Eating in front of a mirror makes meals taste better, say scientists

Sarah Knapton
Watching TV in front of the television may make food taste worse, the new study also showed  - Corbis

Eating in front of a mirror makes meals taste better, a new study suggests.

Previous studies have found that people rate food as more flavoursome and, eat bigger portions, when they dine with company, a phenomenon known as ‘the social facilitation of eating.’

But researchers at Nagoya University in Japan wanted to find out whether the effect could be recreated by simply using a mirror, to trick the brain into thinking another person was present.

"We wanted to find out what the minimum requirement is for the social facilitation of eating," said lead author Dr Ryuzaburo Nakata.

"Does another person have to actually be physically present, or is information suggesting the presence of others sufficient?"

For the experiment, 16 adults aged between 65 and 74, were invited to eat salted or caramel popcorn for 90 seconds and then rate their enjoyment when sitting alone, in front of a mirror, or watching a monitor showing a video of them eating.

The researchers found that people eating alone reported food as tasting better, and ate more of it, when they could see themselves reflected in a mirror, compared with when they ate in front of a monitor. Eating in front of a mirror improved sweetness by 25 per cent, goodness by 21 per cent and quality by 12 per cent.

In a further experiment, when the researchers replaced the mirror with photos of the volunteers eating, they discovered that the volunteers still experienced an increase in the appeal of food and ate more.
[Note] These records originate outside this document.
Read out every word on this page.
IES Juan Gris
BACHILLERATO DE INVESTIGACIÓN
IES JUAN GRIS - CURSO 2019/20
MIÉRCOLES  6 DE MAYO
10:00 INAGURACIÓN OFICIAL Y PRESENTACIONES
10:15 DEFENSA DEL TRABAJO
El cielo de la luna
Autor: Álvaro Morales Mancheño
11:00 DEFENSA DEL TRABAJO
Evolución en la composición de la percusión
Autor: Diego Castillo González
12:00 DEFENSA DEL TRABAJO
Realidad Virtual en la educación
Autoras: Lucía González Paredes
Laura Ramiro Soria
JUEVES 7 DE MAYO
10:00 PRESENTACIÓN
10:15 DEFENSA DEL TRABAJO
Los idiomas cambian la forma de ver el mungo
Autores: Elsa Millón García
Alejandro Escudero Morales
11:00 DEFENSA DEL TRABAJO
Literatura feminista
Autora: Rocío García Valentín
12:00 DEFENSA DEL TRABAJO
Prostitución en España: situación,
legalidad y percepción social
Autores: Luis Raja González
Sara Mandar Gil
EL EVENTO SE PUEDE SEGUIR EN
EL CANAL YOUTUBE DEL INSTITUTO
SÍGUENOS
The study could help lonely people to enjoy their food more 

The researchers are hoping that the findings could help lonely older people enjoy their food more and eat larger portions.

"Studies have shown that for older adults, enjoying food is associated with quality of life, and frequently eating alone is associated with depression and loss of appetite," added corresponding author Dr Nobuyuki Kawai.

"Our findings therefore suggest a possible approach to improving the appeal of food, and quality of life, for older people who do not have company when they eat for example, those who have suffered loss or are far away from their loved ones."

The research was published in the journal Physiology & Behaviour.